India’s election commission is set to announce the official results on Tuesday following the end of a seven-phase, multi-week poll across the world’s most populous nation.

The Nifty 50 was down 1.9 per cent last week amid doubts the BJP would be able to advance on its 2019 result. Foreign investors sold more than $3bn of Indian stocks in May. Many have raised concerns about the country’s richly valued equities, which are among the most expensive in Asia.

“Foreigners have significantly lightened up going into the elections, whereas domestic investors are positioned quite well on the upside,” said Rajat Agarwal, Asia equity strategist at Société Générale. “Foreigners are more focused on the valuations than anything else . . . just from the election outcome we see a limited upside.”

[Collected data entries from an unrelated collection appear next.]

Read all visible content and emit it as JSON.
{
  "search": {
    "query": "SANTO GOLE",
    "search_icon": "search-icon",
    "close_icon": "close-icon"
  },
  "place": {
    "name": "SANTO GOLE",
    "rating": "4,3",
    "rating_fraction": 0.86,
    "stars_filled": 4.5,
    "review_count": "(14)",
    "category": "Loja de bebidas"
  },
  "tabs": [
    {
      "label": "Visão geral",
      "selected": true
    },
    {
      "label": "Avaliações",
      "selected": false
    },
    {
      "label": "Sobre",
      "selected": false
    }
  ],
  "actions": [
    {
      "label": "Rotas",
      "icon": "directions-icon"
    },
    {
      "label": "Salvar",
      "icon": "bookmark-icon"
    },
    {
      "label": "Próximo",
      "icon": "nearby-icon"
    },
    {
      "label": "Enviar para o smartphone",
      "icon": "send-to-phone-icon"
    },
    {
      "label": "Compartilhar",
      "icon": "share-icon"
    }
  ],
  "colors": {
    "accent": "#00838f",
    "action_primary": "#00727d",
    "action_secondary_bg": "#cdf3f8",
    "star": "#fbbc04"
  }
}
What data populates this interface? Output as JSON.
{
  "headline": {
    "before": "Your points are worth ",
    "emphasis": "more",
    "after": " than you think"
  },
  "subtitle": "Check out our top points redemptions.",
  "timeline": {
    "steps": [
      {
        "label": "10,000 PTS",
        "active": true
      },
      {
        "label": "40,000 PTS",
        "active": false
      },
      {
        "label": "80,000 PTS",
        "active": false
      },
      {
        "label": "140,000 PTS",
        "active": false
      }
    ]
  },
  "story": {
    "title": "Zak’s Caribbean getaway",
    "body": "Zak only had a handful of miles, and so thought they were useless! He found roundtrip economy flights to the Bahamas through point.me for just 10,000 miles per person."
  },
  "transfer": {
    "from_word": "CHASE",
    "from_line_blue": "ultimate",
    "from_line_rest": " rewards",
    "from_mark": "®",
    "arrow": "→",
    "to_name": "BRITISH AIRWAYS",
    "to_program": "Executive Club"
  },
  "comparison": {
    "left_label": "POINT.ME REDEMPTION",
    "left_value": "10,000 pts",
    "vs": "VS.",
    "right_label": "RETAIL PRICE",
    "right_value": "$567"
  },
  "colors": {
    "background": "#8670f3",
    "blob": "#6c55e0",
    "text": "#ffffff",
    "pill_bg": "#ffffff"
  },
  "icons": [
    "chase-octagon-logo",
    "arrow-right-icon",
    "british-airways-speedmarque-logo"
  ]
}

One western diplomat said the polls suggesting a landslide victory were surprising, with the BJP doing better than their country’s internal predictions. The diplomat said the result could pave the way for more “radical” policies under Modi’s third term.

Although exit polls have been wrong in the past, “even an adverse result on June 4 is unlikely to change the nature of the verdict”, said a note by Axis Capital economists, a team led by Neelkanth Mishra, who also sits on Modi’s Economic Advisory Council.

The BJP made its stewardship of the economy an important part of its election campaign, and investors believe Modi will continue to drive development and address business bottlenecks.

Data released on Friday showed Indian GDP grew at a better than expected year-on-year pace of 7.8 per cent in the three months to March. Last week, S&P Global indicated it would upgrade the country’s triple B minus credit rating as a result of a stable policy environment and high infrastructure spending, along with “deepening economic reforms”.

Modi’s victory “gives that continuity and clarity in terms of policy”, said Amar Ambani, executive director and head of institutional equities at YES Securities in Mumbai. “There’s no uncertainty.”

For “a large part” of the week “markets should be on a roll”, he added. “They are at a premium, but we’ve seen in the past that valuations can stay rich for a long time, particularly if liquidity is strong.”

India’s coalition of opposition parties dismissed the exit polls, with some claiming they had been manipulated. They also voiced concern over the ballot counting, which the country’s election commission on Monday played down, confirming that a record 642mn Indians had voted.

Ambani from YES Securities said the polls suggested that Modi’s BJP, dominant in its Hindi-speaking northern heartland, made gains in the country’s more affluent south, traditionally a base for a number of regional opposition parties.

“That’s something the market will take well, because [the BJP] were perceived as a party of the north, west and central, not so much in the east and south.”